Dogen passou o resto de sua vida ensinando e escrevendo em Eiheiji. Em 1247, o novo regente, Hōjō Tokiyori, convidou Dōgen a vir a Kamakura ensiná-lo. Dōgen fez a longa viagem, ordenou o regente como leigo e voltou a Eiheiji em 1248. No outono de 1252, Dōgen adoeceu. Ele transmitiu seu manto ao principal aprendiz, Koun Ejō (孤雲懐弉), fazendo-o abade de Eiheiji. A convite de Hatano Yoshishige, Dōgen foi a Kyoto em busca de uma cura para sua doença. Em 1253, pouco depois de chegar a Kyoto, Dogen faleceu. Pouco antes de sua morte, ele havia escrito o poema:
Cinquenta e quatro anos iluminando os céus.
Um salto trêmulo arrebenta com bilhões de palavras.

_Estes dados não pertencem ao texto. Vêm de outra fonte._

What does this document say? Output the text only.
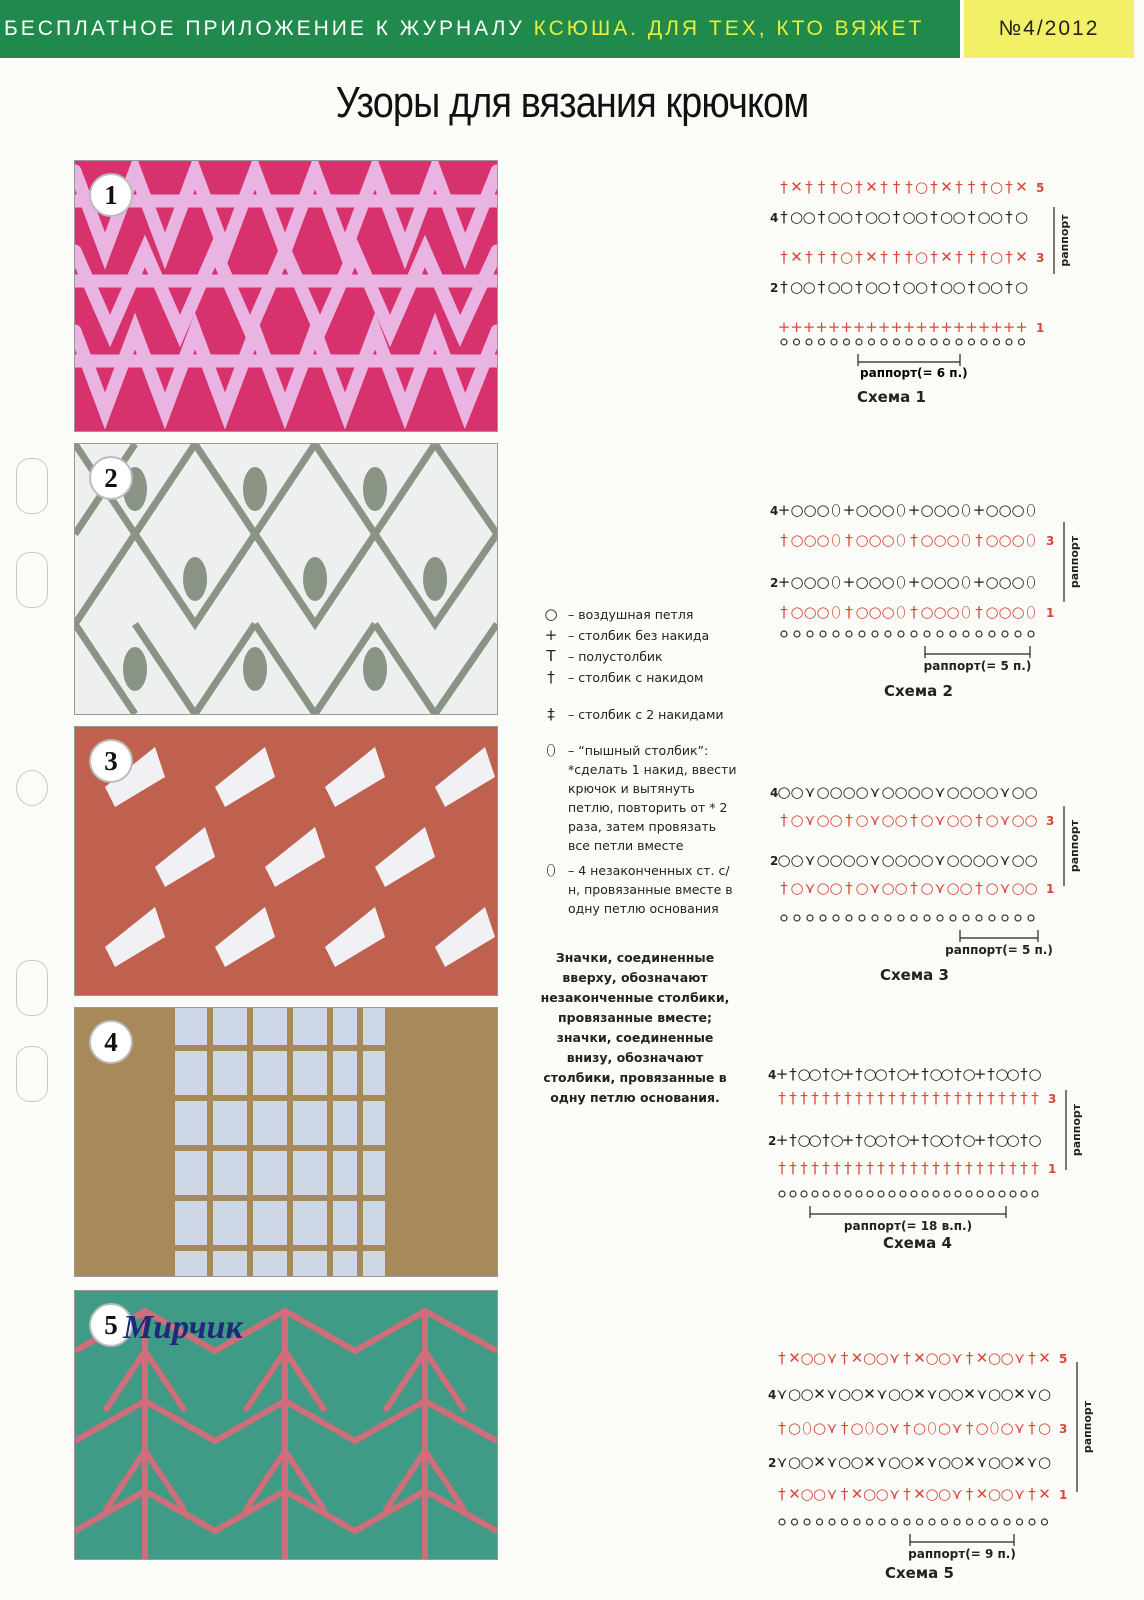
БЕСПЛАТНОЕ ПРИЛОЖЕНИЕ К ЖУРНАЛУ КСЮША. ДЛЯ ТЕХ, КТО ВЯЖЕТ	№4/2012
Узоры для вязания крючком
1
2
3
4
5 Мирчик
○ – воздушная петля
+ – столбик без накида
T – полустолбик
†	– столбик с накидом
‡	– столбик с 2 накидами
⬯ – “пышный столбик”: *сделать 1 накид, ввести крючок и вытянуть петлю, повторить от * 2 раза, затем провязать все петли вместе
⬯ – 4 незаконченных ст. с/н, провязанные вместе в одну петлю основания
Значки, соединенные вверху, обозначают незаконченные столбики, провязанные вместе; значки, соединенные внизу, обозначают столбики, провязанные в одну петлю основания.
раппорт(= 6 п.)
+ + + + + + + + + + + + + + + + + + + + 1
† ○ ○ † ○ ○ † ○ ○ † ○ ○ † ○ ○ † ○ ○ † ○
2
† ✕ † † † ○ † ✕ † † † ○ † ✕ † † † ○ † ✕ 3
† ○ ○ † ○ ○ † ○ ○ † ○ ○ † ○ ○ † ○ ○ † ○
4
† ✕ † † † ○ † ✕ † † † ○ † ✕ † † † ○ † ✕ 5
раппорт
Схема 1
† ○ ○ ○ ⬯ † ○ ○ ○ ⬯ † ○ ○ ○ ⬯ † ○ ○ ○ ⬯ 1
+ ○ ○ ○ ⬯ + ○ ○ ○ ⬯ + ○ ○ ○ ⬯ + ○ ○ ○ ⬯
2
† ○ ○ ○ ⬯ † ○ ○ ○ ⬯ † ○ ○ ○ ⬯ † ○ ○ ○ ⬯ 3
+ ○ ○ ○ ⬯ + ○ ○ ○ ⬯ + ○ ○ ○ ⬯ + ○ ○ ○ ⬯
4
раппорт(= 5 п.)
раппорт
Схема 2
† ○ ⋎ ○ ○ † ○ ⋎ ○ ○ † ○ ⋎ ○ ○ † ○ ⋎ ○ ○ 1
○ ○ ⋎ ○ ○ ○ ○ ⋎ ○ ○ ○ ○ ⋎ ○ ○ ○ ○ ⋎ ○ ○
2
† ○ ⋎ ○ ○ † ○ ⋎ ○ ○ † ○ ⋎ ○ ○ † ○ ⋎ ○ ○ 3
○ ○ ⋎ ○ ○ ○ ○ ⋎ ○ ○ ○ ○ ⋎ ○ ○ ○ ○ ⋎ ○ ○
4
раппорт(= 5 п.)
раппорт
Схема 3
† † † † † † † † † † † † † † † † † † † † † † † † 1
+ † ○
○ † ○
+ † ○
○ † ○
+ † ○
○ † ○
+ † ○
○ † ○
2
† † † † † † † † † † † † † † † † † † † † † † † † 3
+ † ○
○ † ○
+ † ○
○ † ○
+ † ○
○ † ○
+ † ○
○ † ○
4
раппорт(= 18 в.п.)
раппорт
Схема 4
† ✕ ○ ○ ⋎ † ✕ ○ ○ ⋎ † ✕ ○ ○ ⋎ † ✕ ○ ○ ⋎ † ✕ 1
⋎ ○ ○ ✕ ⋎ ○ ○ ✕ ⋎ ○ ○ ✕ ⋎ ○ ○ ✕ ⋎ ○ ○ ✕ ⋎ ○
2
† ○ ⬯ ○ ⋎ † ○ ⬯ ○ ⋎ † ○ ⬯ ○ ⋎ † ○ ⬯ ○ ⋎ † ○ 3
⋎ ○ ○ ✕ ⋎ ○ ○ ✕ ⋎ ○ ○ ✕ ⋎ ○ ○ ✕ ⋎ ○ ○ ✕ ⋎ ○
4
† ✕ ○ ○ ⋎ † ✕ ○ ○ ⋎ † ✕ ○ ○ ⋎ † ✕ ○ ○ ⋎ † ✕ 5
раппорт(= 9 п.)
раппорт
Схема 5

Vivendo, eu mergulho nas Fontes Amarelas.
No cerne da variação de zen que Dogen ensinava, existe uma série de conceitos-chave, enfatizados diversas vezes nos seus escritos. Todos estes conceitos, entretanto, estão intimamente relacionados no sentido de que todos estão conectados diretamente com o zazen, ou "meditação sentada", que Dogen considerava idêntico ao zen, como pode ser visto claramente na primeira sentença do manual de instruções de 1243 Zazen-gi (坐禪儀; "Princípios do Zazen"): "Estudar zen... é zazen". Ao se referir ao zazen, Dogen, na maioria das vezes, está se referindo especificamente ao shikantaza, ou "apenas sentar-se", que é um tipo de meditação na qual senta-se "num estado totalmente alerta, livre de pensamentos, dirigido a nenhum objeto e ligado a nenhum conteúdo em particular".